The objectants presented the testimony of physicians who treated decedent several months after decedent, executed the will and who testified that decedent suffered from various psychological disorders including depression, affective disorder and dementia. None of those witnesses testified, however, that decedent lacked testamentary capacity when the will was executed. The objectants also presented the testimony of a psychiatrist who first treated decedent on September 2, 1994, when she was taken to the hospital against her will for a mental health evaluation based upon concerns of family members that she was suicidal. That physician testified that decedent was very angry that she had been transported to the hospital by police in handcuffs, but that her anger thereafter subsided and she spoke with the physician. The physician testified that decedent was alert and oriented, that she mentioned that her husband left her “a lot of money,” and that he *739determined that decedent knew who her relatives were. The physician diagnosed decedent with benign senescent, or age-appropriate forgetfulness, which could progress to dementia.

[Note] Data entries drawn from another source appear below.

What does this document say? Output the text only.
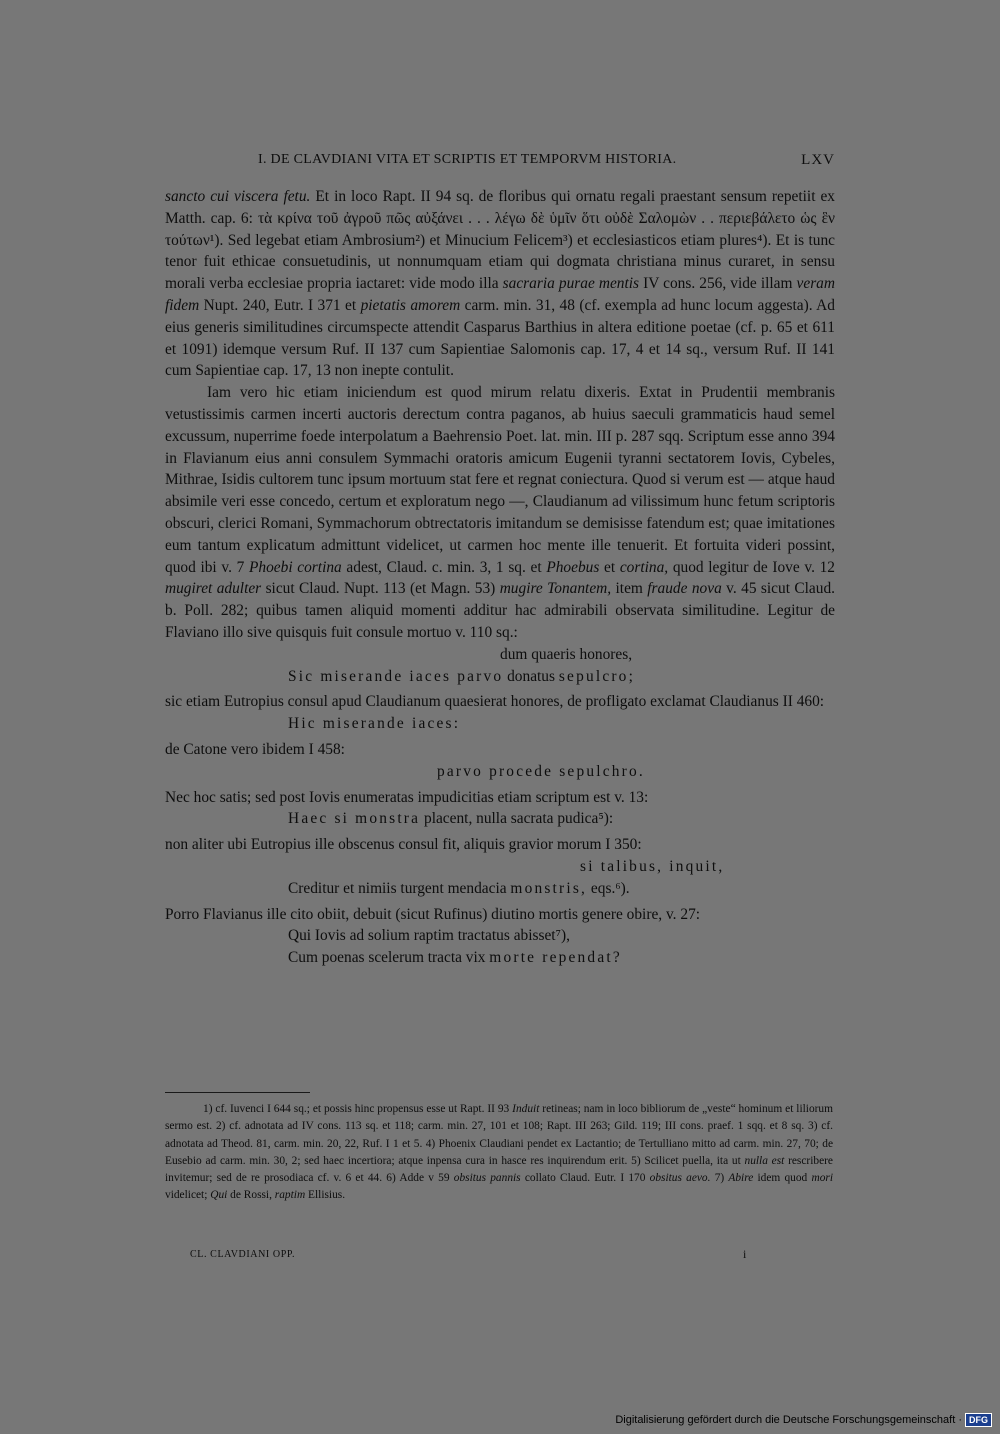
I. DE CLAVDIANI VITA ET SCRIPTIS ET TEMPORVM HISTORIA.	LXV

sancto cui viscera fetu. Et in loco Rapt. II 94 sq. de floribus qui ornatu regali praestant sensum repetiit ex Matth. cap. 6: τὰ κρίνα τοῦ ἀγροῦ πῶς αὐξάνει . . . λέγω δὲ ὑμῖν ὅτι οὐδὲ Σαλομὼν . . περιεβάλετο ὡς ἓν τούτων¹). Sed legebat etiam Ambrosium²) et Minucium Felicem³) et ecclesiasticos etiam plures⁴). Et is tunc tenor fuit ethicae consuetudinis, ut nonnumquam etiam qui dogmata christiana minus curaret, in sensu morali verba ecclesiae propria iactaret: vide modo illa sacraria purae mentis IV cons. 256, vide illam veram fidem Nupt. 240, Eutr. I 371 et pietatis amorem carm. min. 31, 48 (cf. exempla ad hunc locum aggesta). Ad eius generis similitudines circumspecte attendit Casparus Barthius in altera editione poetae (cf. p. 65 et 611 et 1091) idemque versum Ruf. II 137 cum Sapientiae Salomonis cap. 17, 4 et 14 sq., versum Ruf. II 141 cum Sapientiae cap. 17, 13 non inepte contulit.

Iam vero hic etiam iniciendum est quod mirum relatu dixeris. Extat in Prudentii membranis vetustissimis carmen incerti auctoris derectum contra paganos, ab huius saeculi grammaticis haud semel excussum, nuperrime foede interpolatum a Baehrensio Poet. lat. min. III p. 287 sqq. Scriptum esse anno 394 in Flavianum eius anni consulem Symmachi oratoris amicum Eugenii tyranni sectatorem Iovis, Cybeles, Mithrae, Isidis cultorem tunc ipsum mortuum stat fere et regnat coniectura. Quod si verum est — atque haud absimile veri esse concedo, certum et exploratum nego —, Claudianum ad vilissimum hunc fetum scriptoris obscuri, clerici Romani, Symmachorum obtrectatoris imitandum se demisisse fatendum est; quae imitationes eum tantum explicatum admittunt videlicet, ut carmen hoc mente ille tenuerit. Et fortuita videri possint, quod ibi v. 7 Phoebi cortina adest, Claud. c. min. 3, 1 sq. et Phoebus et cortina, quod legitur de Iove v. 12 mugiret adulter sicut Claud. Nupt. 113 (et Magn. 53) mugire Tonantem, item fraude nova v. 45 sicut Claud. b. Poll. 282; quibus tamen aliquid momenti additur hac admirabili observata similitudine. Legitur de Flaviano illo sive quisquis fuit consule mortuo v. 110 sq.:

dum quaeris honores,
Sic miserande iaces parvo donatus sepulcro;

sic etiam Eutropius consul apud Claudianum quaesierat honores, de profligato exclamat Claudianus II 460:

Hic miserande iaces:

de Catone vero ibidem I 458:

parvo procede sepulchro.

Nec hoc satis; sed post Iovis enumeratas impudicitias etiam scriptum est v. 13:

Haec si monstra placent, nulla sacrata pudica⁵):

non aliter ubi Eutropius ille obscenus consul fit, aliquis gravior morum I 350:

si talibus, inquit,
Creditur et nimiis turgent mendacia monstris, eqs.⁶).

Porro Flavianus ille cito obiit, debuit (sicut Rufinus) diutino mortis genere obire, v. 27:

Qui Iovis ad solium raptim tractatus abisset⁷),
Cum poenas scelerum tracta vix morte rependat?

1) cf. Iuvenci I 644 sq.; et possis hinc propensus esse ut Rapt. II 93 Induit retineas; nam in loco bibliorum de „veste“ hominum et liliorum sermo est. 2) cf. adnotata ad IV cons. 113 sq. et 118; carm. min. 27, 101 et 108; Rapt. III 263; Gild. 119; III cons. praef. 1 sqq. et 8 sq. 3) cf. adnotata ad Theod. 81, carm. min. 20, 22, Ruf. I 1 et 5. 4) Phoenix Claudiani pendet ex Lactantio; de Tertulliano mitto ad carm. min. 27, 70; de Eusebio ad carm. min. 30, 2; sed haec incertiora; atque inpensa cura in hasce res inquirendum erit. 5) Scilicet puella, ita ut nulla est rescribere invitemur; sed de re prosodiaca cf. v. 6 et 44. 6) Adde v 59 obsitus pannis collato Claud. Eutr. I 170 obsitus aevo. 7) Abire idem quod mori videlicet; Qui de Rossi, raptim Ellisius.

CL. CLAVDIANI OPP.	i
Digitalisierung gefördert durch die Deutsche Forschungsgemeinschaft · DFG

In addition, the objectants presented the testimony of the court evaluator appointed in the Mental Hygiene Law article 81 proceeding. She testified that she interviewed decedent three days before decedent executed the will and that, in her opinion, decedent lacked testamentary capacity. The court evaluator admitted, however, that she did not know the criteria for determining testamentary capacity. She further admitted that decedent knew the amount of her income and assets, that she knew who her relatives were, and that she knew what a will was. The objectants also presented the testimony of several witnesses with respect to the changes in decedent’s personality and behavior from early 1994. Based on the foregoing evidence, the court described decedent’s behavior as changing from “querulous and cantankerous to * * * bizarre behavior [ ] verging on severe mental illness” at the time of the execution of the will.

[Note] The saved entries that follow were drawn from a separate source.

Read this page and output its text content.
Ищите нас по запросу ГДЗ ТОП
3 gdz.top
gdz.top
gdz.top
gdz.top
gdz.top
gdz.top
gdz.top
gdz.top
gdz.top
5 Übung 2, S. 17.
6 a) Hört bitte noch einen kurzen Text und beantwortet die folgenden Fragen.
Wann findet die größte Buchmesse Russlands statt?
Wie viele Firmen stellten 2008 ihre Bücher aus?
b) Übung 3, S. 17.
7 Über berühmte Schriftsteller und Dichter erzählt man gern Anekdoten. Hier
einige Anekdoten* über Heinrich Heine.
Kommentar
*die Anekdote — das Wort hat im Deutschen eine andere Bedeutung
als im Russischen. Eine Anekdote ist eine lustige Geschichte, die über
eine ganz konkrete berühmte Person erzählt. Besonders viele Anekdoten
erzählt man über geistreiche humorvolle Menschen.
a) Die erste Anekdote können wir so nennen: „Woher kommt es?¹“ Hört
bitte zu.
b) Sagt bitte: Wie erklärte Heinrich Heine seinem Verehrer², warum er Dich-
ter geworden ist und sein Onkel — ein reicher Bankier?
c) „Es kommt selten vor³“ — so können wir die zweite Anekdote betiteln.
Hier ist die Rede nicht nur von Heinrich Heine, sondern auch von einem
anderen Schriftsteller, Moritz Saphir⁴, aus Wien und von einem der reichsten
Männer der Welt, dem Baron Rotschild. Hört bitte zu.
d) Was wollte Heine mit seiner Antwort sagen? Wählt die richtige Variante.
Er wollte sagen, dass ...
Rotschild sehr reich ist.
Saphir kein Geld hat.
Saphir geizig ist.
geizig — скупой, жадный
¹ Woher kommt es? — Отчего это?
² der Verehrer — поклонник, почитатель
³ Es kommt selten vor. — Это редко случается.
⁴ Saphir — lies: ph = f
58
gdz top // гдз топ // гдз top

We find that the evidence presented at trial by the object-ants does not establish that decedent was “suffering from an insane delusion which directly affected her decision not to leave anything to [the objectants]” (Matter of Zielinski, 208 AD2d 275, 277 [1995], lv dismissed 86 NY2d 861 [1995], rearg granted and lv dismissed 87 NY2d 944 [1996]), nor does it refute the evidence presented by the proponents that decedent possessed testamentary capacity at the time that she executed the will. Furthermore, in light of its finding that decedent lacked testamentary capacity, the court did not reach the issue of undue influence. Upon our review of the record, however, and in the interest of judicial economy, we find that the object-ants also failed to establish the existence of undue influence (see Matter of Buckten, 178 AD2d at 983). We therefore reverse the order and grant the petition seeking probate of the will. Present — Wisner, J.P., Scudder, Kehoe and Gorski, JJ.